Heidi was sceptical of the summit’s ability to achieve meaningful progress on climate change in the global south due to the lack of focus on the issue. “The summit is so far off achieving (debt justice), debt is not even on the agenda. We can’t achieve climate justice without debt justice. Rich countries created the climate crisis through centuries of industrialisation, extraction, and colonialism, so the real debt is owed by rich countries to the Global South.” 

The group was critical of the $100bn pledge to the Global South made at COP15 in Copenhagen, as it has not been fully delivered, despite the pledge being made in 2009. Money delivered so far has been in the form of loans, which will be paid back with interest. Experts now think that $100bn annually is necessary to deal with the climate crisis in the Global South.  

Yvonne Blake, a climate and racial justice activist from Migrants Organising for Rights and Empowerment (MORE), spoke on the intersection of climate activism with racial justice from the fire engine on Kelvin Way. In her speech, she discussed the lack of support for people forced to migrate by the climate crisis, as well as the neo-colonial attitudes of world leaders. “The climate crisis is a racist crisis, and the solutions are racist solutions because the solutions are being made by the people who created the climate crisis and they are only going to benefit them.” 

She criticised the “we’re all in this together” narrative often used as a rallying point for the climate crisis. In face of scientists issuing their “code red for humanity” in August of this year, Blake pointed out that Africa has been dealing with the effects of exploitation, extractivism and climate change for decades; “Code red is nothing new, code red is drought, code red is famine, code red is young women not being able to access education because our countries has been destabilised not something new that the scientists have come up with, we have been living code red.”
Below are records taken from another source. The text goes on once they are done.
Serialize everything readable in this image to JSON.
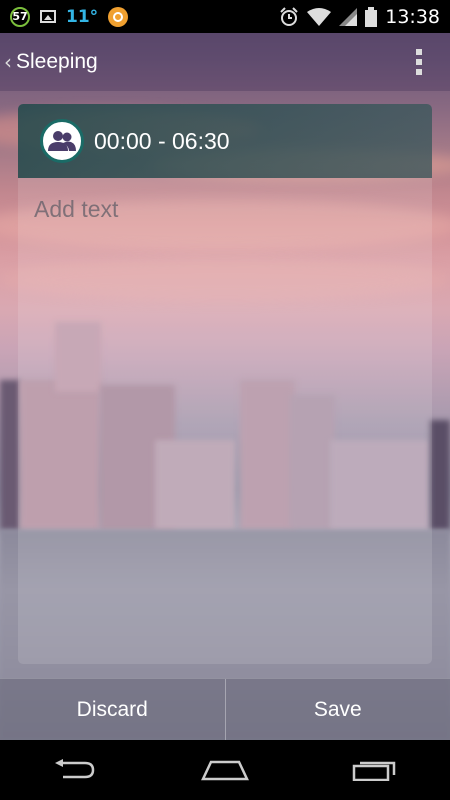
{
  "status_bar": {
    "notification_count": "57",
    "temperature": "11°",
    "time": "13:38",
    "icons": [
      "notification-badge-icon",
      "image-icon",
      "orange-app-icon",
      "alarm-icon",
      "wifi-icon",
      "signal-icon",
      "battery-icon"
    ]
  },
  "action_bar": {
    "title": "Sleeping",
    "icons": [
      "chevron-left-icon",
      "overflow-menu-icon"
    ]
  },
  "card": {
    "time_range": "00:00 - 06:30",
    "text_placeholder": "Add text",
    "text_value": "",
    "avatar_icon": "group-icon",
    "accent_color": "#1a6b66"
  },
  "buttons": {
    "discard_label": "Discard",
    "save_label": "Save"
  },
  "nav_bar": {
    "icons": [
      "back-icon",
      "home-icon",
      "recents-icon"
    ]
  }
}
Blake also described the issue of white activist groups speaking over people of colour. She said that any group not containing people of colour and people from the Global South should not be speaking on these issues and that doing so was only furthering their own agenda and of no benefit to those from the Global South. Instead, those groups should be making space for people better placed to speak on the issues, she said.